Senior finance executives from around the world report growing optimism about economic recovery but are proceeding with caution, investing in categories that will boost growth such as sales and product development while selectively increasing discretionary spending in areas like marketing and technology. At the same time, companies continue to closely manage the bottom line and maintain the strong financial discipline that was prompted by the recession.
These findings were released recently in the third annual American Express/CFO Research Global Business & Spending Monitor, a survey of 479 senior finance executives from the United States, Europe, Canada, Mexico, Asia, and Australia.
"We're seeing a significant shift to a more positive outlook among finance executives as companies have moved from simply surviving the present to investing in growth for the future," Gunther Bright, senior vice president, Global Client Group at American Express. "At the same time, the experience of the recession set the stage for a newfound and long-term focus on financial discipline and management rigor."

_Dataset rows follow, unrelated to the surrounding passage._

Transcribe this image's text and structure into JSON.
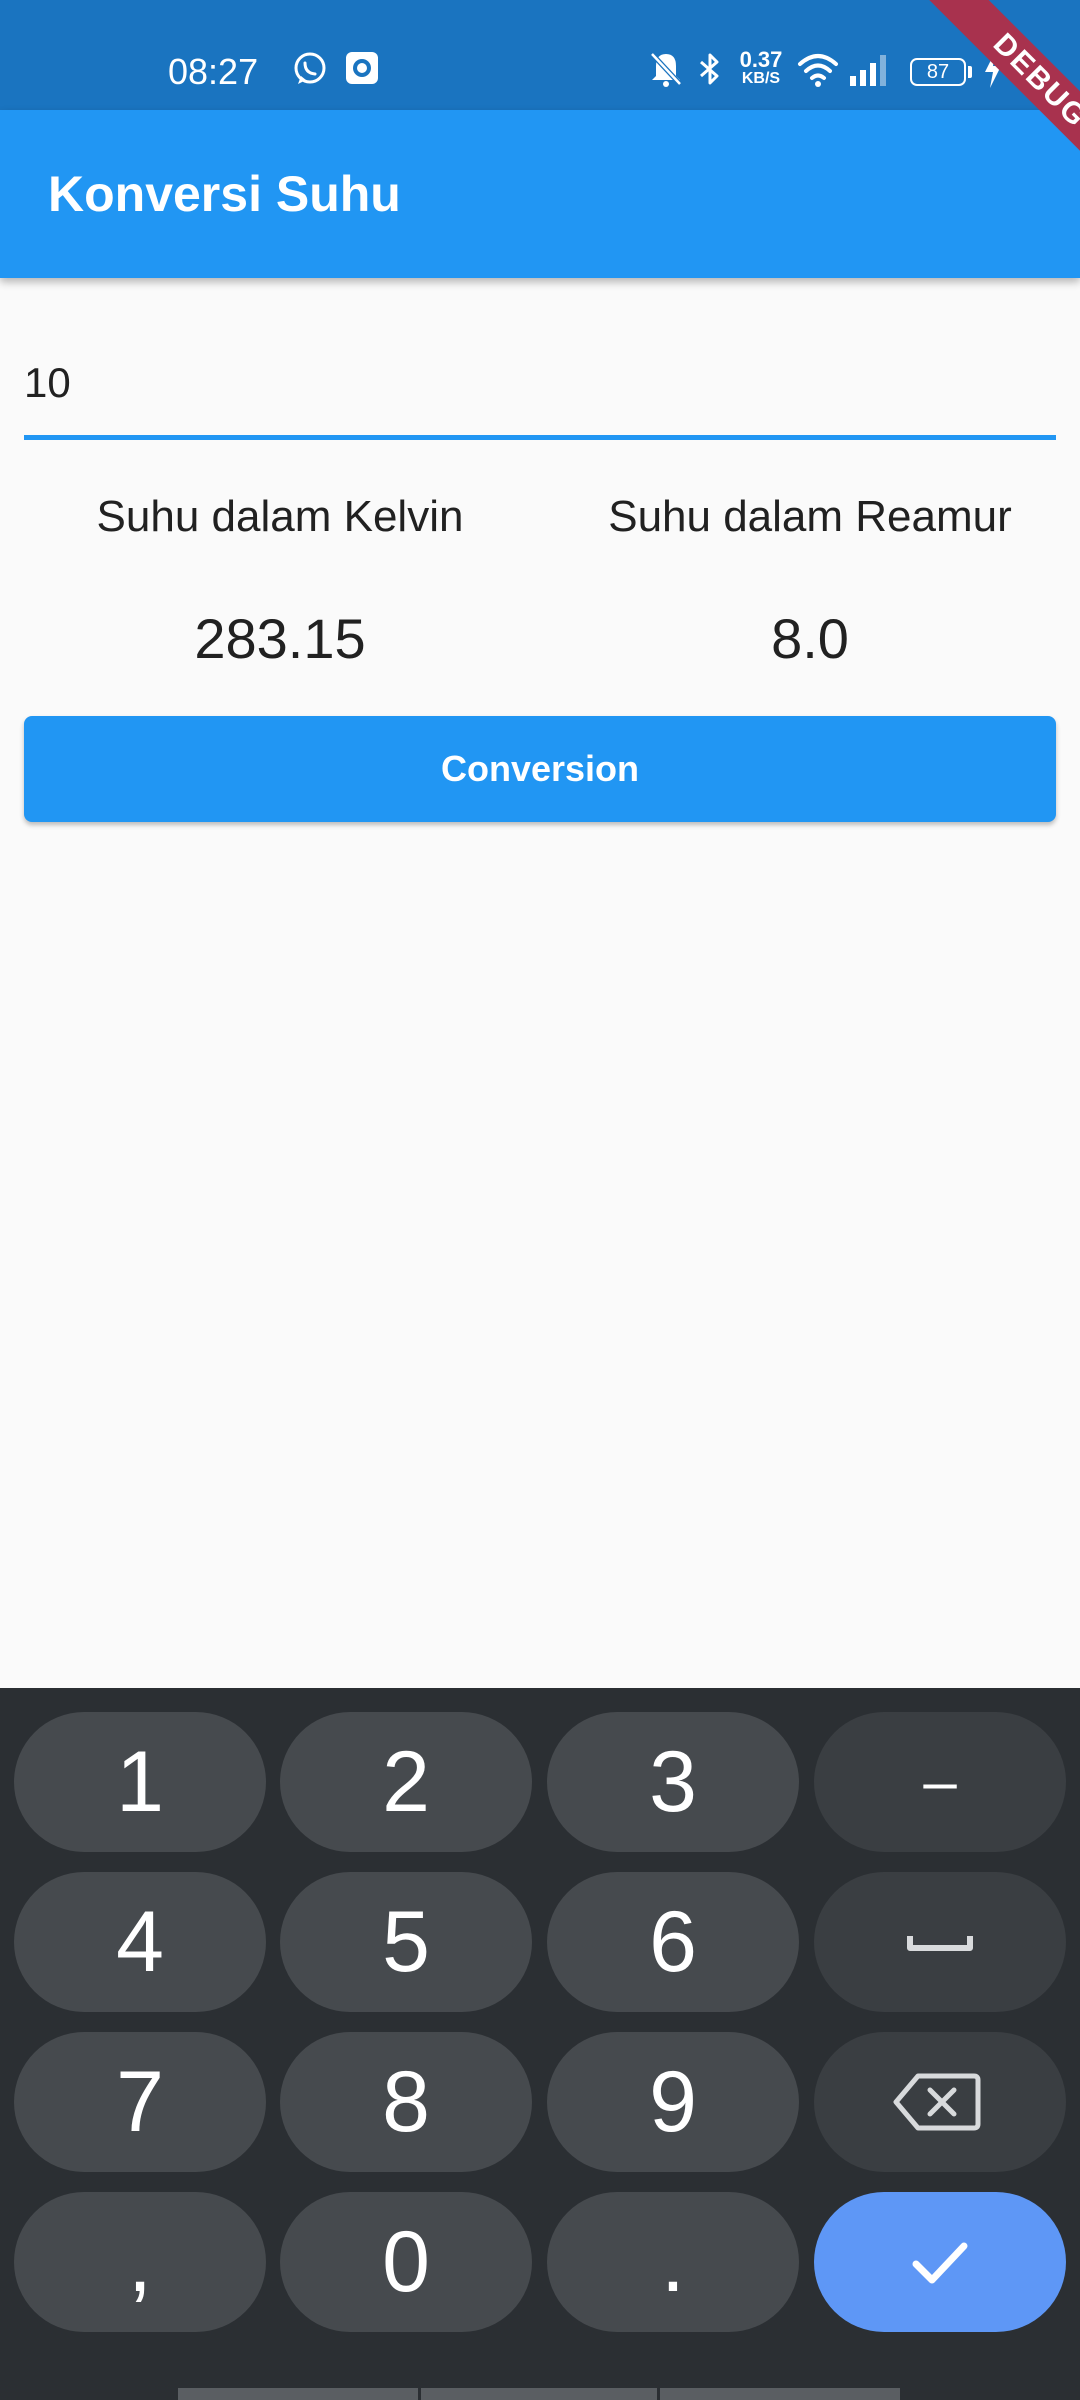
{
  "status_bar": {
    "time": "08:27",
    "speed_value": "0.37",
    "speed_unit": "KB/S",
    "battery": "87",
    "icons": [
      "whatsapp-icon",
      "screen-record-icon",
      "mute-icon",
      "bluetooth-icon",
      "wifi-icon",
      "signal-icon",
      "battery-icon",
      "charging-icon"
    ]
  },
  "debug_banner": "DEBUG",
  "app_bar": {
    "title": "Konversi Suhu"
  },
  "input": {
    "value": "10"
  },
  "results": {
    "kelvin_label": "Suhu dalam Kelvin",
    "kelvin_value": "283.15",
    "reamur_label": "Suhu dalam Reamur",
    "reamur_value": "8.0"
  },
  "convert_button_label": "Conversion",
  "keyboard": {
    "keys": {
      "k1": "1",
      "k2": "2",
      "k3": "3",
      "minus": "–",
      "k4": "4",
      "k5": "5",
      "k6": "6",
      "k7": "7",
      "k8": "8",
      "k9": "9",
      "comma": ",",
      "k0": "0",
      "period": "."
    },
    "icons": [
      "space-icon",
      "backspace-icon",
      "check-icon"
    ]
  },
  "colors": {
    "status_bar": "#1a74c0",
    "app_bar": "#2196f3",
    "button": "#2196f3",
    "underline": "#2196f3",
    "debug_banner": "#a8324e",
    "keyboard_bg": "#2b2f33",
    "key": "#464a4e",
    "key_function": "#3a3e42",
    "key_done": "#5e97f6"
  }
}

Optimism Propels Renewed Focus on Growth
Executives worldwide report a more positive economic outlook, indicating that a sustained recovery is taking hold. Nearly three-quarters of all respondents (71%) anticipate economic expansion for their countries over the next 12 months, while only 10% expect contraction. This is the highest percentage of respondents indicating that they expect economic expansion in their countries in the three years the American Express/CFO Research study has been fielded.
A small majority (56%) said they expected expansion in 2008 and only 18% in 2009. The brightest outlook for economic recovery comes from Asia -- 87% of executives from Hong Kong, 82% from Singapore, and 78% from India expect growth in the year ahead. Executives in the large industrialized countries have a more measured perspective; 71% of executives in the United Kingdom, 66% in Germany, and 64% in the United States say they anticipate growth in the next 12 months.
Eight out of ten respondents have seen or expect to see a sustained increase in demand for their companies' products and/or services in 2010. Twenty percent of respondents say their companies have already experienced an increase in demand and 47% expect an increase in the second or third quarters of this year.
As the economic outlook brightens, a majority of respondents (67%) say their companies plan to maintain or increase capital spending compared to last year. Nearly two-thirds plan to increase headcount in the next 12 months.
Seeking Efficiency, Maintaining Discipline
As the world economy recovers, finance executives report a continued focus on financial discipline and protecting the bottom line, even as their companies look to capitalize on increasing demand. A large majority of respondents (85%) expect that over the long term their companies will focus closely on cost control and 80% expect their companies will maintain a long-term focus on their core operations. At the same time, survey results suggest that companies will take relatively conservative risk postures: only 38% of respondents agree that their companies will tolerate high risks in pursuit of high returns in the long term.
When asked to look ahead over the next two years, most executives expect their companies' recession-driven management rigor to remain in place in critical finance areas, such as cash and working capital management discipline (79%); focus on profitability (72%); balance sheet scrutiny (70%); administrative discipline (69%); and project and investment ROI requirements (69%).
To help maintain this discipline, executives plan to invest in process improvements -- 44% of respondents say they will invest more to improve production by streamlining manufacturing or upgrading technology systems, and 42% will invest more to improve administrative processes such as finance, accounts payable, and procurement.
Highlighting the balancing act that finance executives face, one survey respondent noted his company would have a "much tighter focus on working capital management, expense control and building strategies to drive growth in down markets." Another respondent remarked that "the recession has caused my company to look at processes differently with the goal of improving efficiency."
Connection Between Increased Spending and Growth a Must
While financial discipline remains a major focus for finance executives, companies are loosening their purse strings and investing in areas that will help increase revenues.
The study finds that 49% plan to increase investment in the development of new products and services while 46% aim to expand through increased sales and marketing activities. Meanwhile, 31% expect to increase investment in M&A activity to drive growth.
The majority of finance executives plan to maintain current levels of discretionary spending. However, some are planning increases in areas that will support growth and productivity. Key categories where companies plan to devote more resources in the next 12 months include:
Advertising, marketing and PR (29%); labor (28%); enterprise-level IT systems (28%); and computer hardware (24%).
Business travel spending is also beginning to stabilize after experiencing a dramatic slowdown during the recession. In addition, some spending increases are planned in areas of travel that are closely linked to revenue growth.
Overall, a majority of executives (57%) plan to maintain or increase business travel spending compared to last year, with 26% planning to increase spending and 31% planning to maintain spending.
More than a quarter of respondents (27%) report plans to loosen policies for travel to meet with new clients or for business development.
In a further sign that spending restrictions are lifting, just 34% of respondents plan to restrict travel for staff meetings or internal business, compared to 81% in 2009. Only 35% say they plan to restrict travel to conferences and events, compared to 79% in 2009.
"Companies enacted strict new spending policies to protect the bottom line during the recession and finance executives fully expect to enforce these policies for the foreseeable future," remarks Bright. "Yet these same policies are helping companies take a more focused, thoughtful approach by spending where the impact is clearly connected to growth and profitability."